Michael Bronner, vice president of Dr. Bronner’s, presented the point of view of a sustainability and natural/organic veteran. Outlining the company’s unique history, he declared, “In a truly ecological company, everything connects.” The company has embraced 100% precycled bottles and strict IMO Fair for Life certification. The company, which sources about 500 ha of peppermint grown in India, sustains farmers’ profitability by estimating the cost of production (labor, land and inputs) and adding 10% profit, plus an additional 10% organic premium. All cost of inspection and certification, he noted, is paid for by the private sector.

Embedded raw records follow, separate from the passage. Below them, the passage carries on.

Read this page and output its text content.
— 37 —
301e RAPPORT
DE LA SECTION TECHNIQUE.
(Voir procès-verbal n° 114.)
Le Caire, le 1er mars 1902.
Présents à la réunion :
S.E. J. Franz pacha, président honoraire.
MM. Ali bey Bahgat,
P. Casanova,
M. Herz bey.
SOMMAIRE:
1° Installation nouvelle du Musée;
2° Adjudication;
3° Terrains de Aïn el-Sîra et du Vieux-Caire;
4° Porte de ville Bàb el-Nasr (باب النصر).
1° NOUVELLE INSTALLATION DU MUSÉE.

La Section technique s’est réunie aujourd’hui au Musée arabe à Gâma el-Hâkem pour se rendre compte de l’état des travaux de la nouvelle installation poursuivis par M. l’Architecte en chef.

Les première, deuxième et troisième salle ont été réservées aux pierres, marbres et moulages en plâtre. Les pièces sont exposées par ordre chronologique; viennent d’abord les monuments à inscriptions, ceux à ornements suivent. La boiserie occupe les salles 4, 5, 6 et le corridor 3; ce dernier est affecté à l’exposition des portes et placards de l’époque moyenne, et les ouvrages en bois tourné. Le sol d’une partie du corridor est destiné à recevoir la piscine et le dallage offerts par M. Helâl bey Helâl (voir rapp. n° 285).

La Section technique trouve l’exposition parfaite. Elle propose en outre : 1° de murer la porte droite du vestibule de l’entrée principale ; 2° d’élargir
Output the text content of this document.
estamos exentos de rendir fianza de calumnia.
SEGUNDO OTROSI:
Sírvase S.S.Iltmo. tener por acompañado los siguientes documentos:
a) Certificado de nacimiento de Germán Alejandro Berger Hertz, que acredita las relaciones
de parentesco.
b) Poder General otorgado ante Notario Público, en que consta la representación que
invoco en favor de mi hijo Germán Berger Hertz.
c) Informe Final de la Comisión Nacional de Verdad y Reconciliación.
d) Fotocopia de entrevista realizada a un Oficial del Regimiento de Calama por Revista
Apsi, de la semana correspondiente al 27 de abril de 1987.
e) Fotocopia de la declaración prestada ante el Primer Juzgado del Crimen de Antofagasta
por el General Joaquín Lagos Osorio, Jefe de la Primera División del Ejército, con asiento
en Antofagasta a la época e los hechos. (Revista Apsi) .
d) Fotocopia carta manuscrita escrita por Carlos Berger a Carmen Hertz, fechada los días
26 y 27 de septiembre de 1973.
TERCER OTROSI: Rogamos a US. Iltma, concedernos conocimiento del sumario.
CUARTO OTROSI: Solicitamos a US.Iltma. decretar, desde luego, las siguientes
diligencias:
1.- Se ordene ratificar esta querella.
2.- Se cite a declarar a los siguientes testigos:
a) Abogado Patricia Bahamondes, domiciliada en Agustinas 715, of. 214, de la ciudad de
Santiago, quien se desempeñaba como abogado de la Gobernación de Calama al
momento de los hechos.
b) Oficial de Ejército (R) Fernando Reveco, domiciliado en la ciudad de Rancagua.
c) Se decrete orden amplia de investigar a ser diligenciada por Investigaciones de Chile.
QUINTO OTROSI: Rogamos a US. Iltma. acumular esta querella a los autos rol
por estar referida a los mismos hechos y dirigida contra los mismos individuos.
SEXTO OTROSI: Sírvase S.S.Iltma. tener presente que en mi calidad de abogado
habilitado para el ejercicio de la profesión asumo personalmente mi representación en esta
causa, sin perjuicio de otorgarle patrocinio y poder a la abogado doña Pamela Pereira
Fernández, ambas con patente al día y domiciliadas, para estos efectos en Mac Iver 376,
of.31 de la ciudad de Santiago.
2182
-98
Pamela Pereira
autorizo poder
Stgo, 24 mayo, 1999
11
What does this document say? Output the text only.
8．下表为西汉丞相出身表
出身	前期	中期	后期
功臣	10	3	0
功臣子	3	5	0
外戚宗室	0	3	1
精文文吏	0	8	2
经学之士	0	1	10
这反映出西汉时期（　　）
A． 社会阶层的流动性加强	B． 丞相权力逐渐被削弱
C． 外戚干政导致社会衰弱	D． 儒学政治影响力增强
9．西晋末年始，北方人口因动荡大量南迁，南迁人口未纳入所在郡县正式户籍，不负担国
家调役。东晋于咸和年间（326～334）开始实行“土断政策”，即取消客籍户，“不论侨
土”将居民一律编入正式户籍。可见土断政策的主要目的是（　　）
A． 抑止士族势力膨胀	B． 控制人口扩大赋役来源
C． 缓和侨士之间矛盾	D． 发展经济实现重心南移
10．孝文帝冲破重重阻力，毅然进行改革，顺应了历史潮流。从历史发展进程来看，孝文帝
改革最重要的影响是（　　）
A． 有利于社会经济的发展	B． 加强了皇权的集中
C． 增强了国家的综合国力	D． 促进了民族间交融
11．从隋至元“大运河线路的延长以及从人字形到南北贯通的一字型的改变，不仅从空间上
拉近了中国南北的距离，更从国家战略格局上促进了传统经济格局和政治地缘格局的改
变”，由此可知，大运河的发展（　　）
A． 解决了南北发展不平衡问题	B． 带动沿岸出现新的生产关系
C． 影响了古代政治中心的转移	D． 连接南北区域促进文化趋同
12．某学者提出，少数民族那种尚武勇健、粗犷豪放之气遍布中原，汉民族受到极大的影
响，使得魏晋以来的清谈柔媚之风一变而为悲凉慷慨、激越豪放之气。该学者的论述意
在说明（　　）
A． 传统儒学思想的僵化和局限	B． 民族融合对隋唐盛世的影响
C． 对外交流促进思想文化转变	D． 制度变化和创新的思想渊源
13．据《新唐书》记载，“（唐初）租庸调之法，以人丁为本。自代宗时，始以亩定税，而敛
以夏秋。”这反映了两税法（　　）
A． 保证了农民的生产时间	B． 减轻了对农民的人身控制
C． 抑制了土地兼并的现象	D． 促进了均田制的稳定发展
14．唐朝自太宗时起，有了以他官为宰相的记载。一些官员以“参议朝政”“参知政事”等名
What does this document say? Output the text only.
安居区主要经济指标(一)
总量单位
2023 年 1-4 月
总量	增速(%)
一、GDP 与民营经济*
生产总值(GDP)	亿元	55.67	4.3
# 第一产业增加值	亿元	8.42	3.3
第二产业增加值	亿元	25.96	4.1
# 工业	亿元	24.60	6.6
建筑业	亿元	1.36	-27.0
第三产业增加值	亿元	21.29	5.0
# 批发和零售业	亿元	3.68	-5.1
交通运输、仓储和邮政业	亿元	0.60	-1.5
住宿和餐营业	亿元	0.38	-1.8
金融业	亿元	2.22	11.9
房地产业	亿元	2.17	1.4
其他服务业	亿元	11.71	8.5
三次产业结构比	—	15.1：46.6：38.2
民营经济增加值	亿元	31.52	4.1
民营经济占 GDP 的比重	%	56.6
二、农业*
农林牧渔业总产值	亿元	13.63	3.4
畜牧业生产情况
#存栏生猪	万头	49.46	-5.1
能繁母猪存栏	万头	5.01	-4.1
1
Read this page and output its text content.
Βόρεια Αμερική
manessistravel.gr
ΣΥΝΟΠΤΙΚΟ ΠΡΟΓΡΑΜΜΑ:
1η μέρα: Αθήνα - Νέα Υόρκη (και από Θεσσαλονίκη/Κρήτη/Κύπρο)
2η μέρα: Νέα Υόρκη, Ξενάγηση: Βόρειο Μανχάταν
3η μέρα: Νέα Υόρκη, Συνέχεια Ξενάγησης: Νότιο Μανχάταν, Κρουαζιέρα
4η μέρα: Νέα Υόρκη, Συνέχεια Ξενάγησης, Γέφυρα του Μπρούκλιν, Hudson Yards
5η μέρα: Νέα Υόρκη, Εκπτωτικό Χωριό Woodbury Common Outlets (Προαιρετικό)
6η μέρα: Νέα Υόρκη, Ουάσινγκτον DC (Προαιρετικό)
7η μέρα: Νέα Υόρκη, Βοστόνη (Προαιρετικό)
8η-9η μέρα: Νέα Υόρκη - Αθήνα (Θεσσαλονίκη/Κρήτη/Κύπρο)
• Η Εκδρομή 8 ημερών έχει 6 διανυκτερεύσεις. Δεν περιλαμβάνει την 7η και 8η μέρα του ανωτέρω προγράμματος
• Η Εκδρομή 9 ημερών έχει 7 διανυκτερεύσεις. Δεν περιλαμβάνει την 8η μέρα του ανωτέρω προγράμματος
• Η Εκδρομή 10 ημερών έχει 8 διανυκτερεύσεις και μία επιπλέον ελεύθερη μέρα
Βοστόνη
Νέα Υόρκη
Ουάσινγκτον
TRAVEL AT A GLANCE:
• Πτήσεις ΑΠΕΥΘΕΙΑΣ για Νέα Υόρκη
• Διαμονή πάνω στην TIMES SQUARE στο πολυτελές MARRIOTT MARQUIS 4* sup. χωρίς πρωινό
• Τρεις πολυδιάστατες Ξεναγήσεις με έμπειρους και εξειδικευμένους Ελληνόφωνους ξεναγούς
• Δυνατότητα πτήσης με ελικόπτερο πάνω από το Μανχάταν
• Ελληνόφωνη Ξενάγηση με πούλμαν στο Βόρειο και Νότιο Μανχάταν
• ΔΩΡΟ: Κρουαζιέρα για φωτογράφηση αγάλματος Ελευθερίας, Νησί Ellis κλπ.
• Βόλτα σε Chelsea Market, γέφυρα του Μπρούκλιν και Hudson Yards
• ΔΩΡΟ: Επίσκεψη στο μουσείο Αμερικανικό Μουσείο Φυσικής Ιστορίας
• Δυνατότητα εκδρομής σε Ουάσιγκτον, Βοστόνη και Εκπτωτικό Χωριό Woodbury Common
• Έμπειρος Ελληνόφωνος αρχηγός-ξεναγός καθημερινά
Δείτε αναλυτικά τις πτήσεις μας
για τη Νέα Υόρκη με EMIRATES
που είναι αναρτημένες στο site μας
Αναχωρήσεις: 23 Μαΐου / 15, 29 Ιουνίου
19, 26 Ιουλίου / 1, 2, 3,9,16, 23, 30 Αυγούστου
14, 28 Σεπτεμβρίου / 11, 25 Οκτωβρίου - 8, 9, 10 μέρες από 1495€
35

Information does not equal meaning, said Steve Herman, president of Diffusion LLC, pointing out that challenges of sustainability and transparency continue past the product manufacturing stage. Today, he said, the public is resistant to facts, in part due to chemophobia, a lack of scientific and toxicology understanding, a deluge of information of highly variable quality, and an uncivil discourse environment. Yet even as consumers, NGOs and regulators demand greater ingredient transparency, common definitions are elusive. “If the EPA and the World Health Organization can’t agree on a safe threshold for dioxin, is it unreasonable that consumers are confused by allegations of dioxin contamination in cosmetics and fragrances?” Herman asked. His solution included the following: Web-based ingredient disclosure; easiest possible nomenclature, linked to industry created tutorial on toxicology basics; all criticism of safety issues addressed rapidly, head-on and in simple language.
Finally, representing those pressuring the fragrance industry for greater disclosure, US EPA DfE environmental scientist Libby Sommer described the program’s goals as: identifying safer aroma chemicals and fragrance formulations, full transparency of human health and environmental hazards of fragrance ingredients, and achieving such activities at the most efficient cost. “In general,” said Sommer, “[consumers and NGOs] are seeking greater oversight of the chemicals in products, including fragrances.” Echoing this point, Erin Switalski, executive director for Women’s Voices for the Earth, stated, “Today’s consumers want more information.”